This chapter leads the user through the installation and testing of the NumTut package, which should have been distributed with this document.
This tutorial assumes that the NumTut package has been installed. If it hasn't, see below, Possible reasons for failure). This package contains a few sample images and utility functions for displaying arrays and the like. To find out if NumTut has been installed, do:
If a picture of a greek street shows up on your screen, you're all set, and you can go to the next chapter.
ImportError: No module named NumTut
This message indicates that you do not have the NumTut package installed in your PythonPath. NumTut is distributed along with the Numeric source distribution in the Demo subdirectory. It also is available at SourceForge as a separate download. Copy the NumTut subdirectory somewhere into your Python path, or just execute python from the Demo directory.
If you have installed Numeric from a binary distribution, NumTut may not be included. Get the source distribution for the tutorial.
On Win32, the NumTut directory can be placed in the main directory of your Python installation. On Unix, it can be placed in the site-packages directory of your installation.
ConfigurationError: view needs Tkinter on Win32, and either threads or the IDLE editor"
ConfigurationError: view needs either threads or the IDLE editor to be enabled.
On Win32 (Windows 95, 98, NT), the Tk toolkit is needed to view the images. Additionally, either the Python interpreter needs to be compiled with thread support (which is true in the standard win32 distribution) or you need to call the NumTut program from the IDLE interactive development environment.
If you do not wish to modify your Python installation to match these requirements, you can simply ignore the references to the demonstrations which use the view() command later in this document. Using NumPy does not require image display tools, they just make some array operations easier to understand.
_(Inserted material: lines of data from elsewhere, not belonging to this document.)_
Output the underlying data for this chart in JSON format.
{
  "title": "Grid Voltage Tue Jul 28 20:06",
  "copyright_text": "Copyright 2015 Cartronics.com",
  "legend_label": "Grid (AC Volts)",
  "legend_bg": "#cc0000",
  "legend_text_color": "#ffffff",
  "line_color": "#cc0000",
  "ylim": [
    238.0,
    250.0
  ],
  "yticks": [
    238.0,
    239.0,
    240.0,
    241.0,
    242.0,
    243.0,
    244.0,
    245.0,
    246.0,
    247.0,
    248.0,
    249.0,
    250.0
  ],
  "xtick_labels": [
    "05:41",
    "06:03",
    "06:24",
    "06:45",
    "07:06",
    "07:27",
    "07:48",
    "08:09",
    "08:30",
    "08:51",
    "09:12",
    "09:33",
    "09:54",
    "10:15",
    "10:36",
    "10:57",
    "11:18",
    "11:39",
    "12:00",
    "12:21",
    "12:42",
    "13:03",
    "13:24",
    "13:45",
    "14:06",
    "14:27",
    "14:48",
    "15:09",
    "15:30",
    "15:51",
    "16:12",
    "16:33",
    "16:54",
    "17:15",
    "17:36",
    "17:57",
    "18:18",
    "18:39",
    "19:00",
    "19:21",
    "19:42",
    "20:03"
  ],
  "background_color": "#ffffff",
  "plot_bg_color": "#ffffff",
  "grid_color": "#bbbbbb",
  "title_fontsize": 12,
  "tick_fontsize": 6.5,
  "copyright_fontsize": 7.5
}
On Unix machines, NumTut will work best with a Python interpreter with Tk support (not true in the default configuration), with the Tkinter GUI framework available and optionally with the tkImaging add-on (part of the Python Imaging Library). If this is not the case, it will try to use an external viewer which is able to read PPM files. The default viewer is 'xv', a common image viewer available from ftp://ftp.cis.upenn.edu/pub/xv. If xv is not installed, you will get an error message similar to:
ConfigurationError: PPM image viewer 'xv' not found
You can configure NumTut to use a different image viewer, by typing e.g.:
>>> NumTut.view.PPMVIEWER = 'ppmviewer'
If you do not have a PPM image viewer, you can simply ignore the references to the demonstrations which use the view() command later in this document. Using NumPy does not require image display tools, they just make some array operations easier to understand.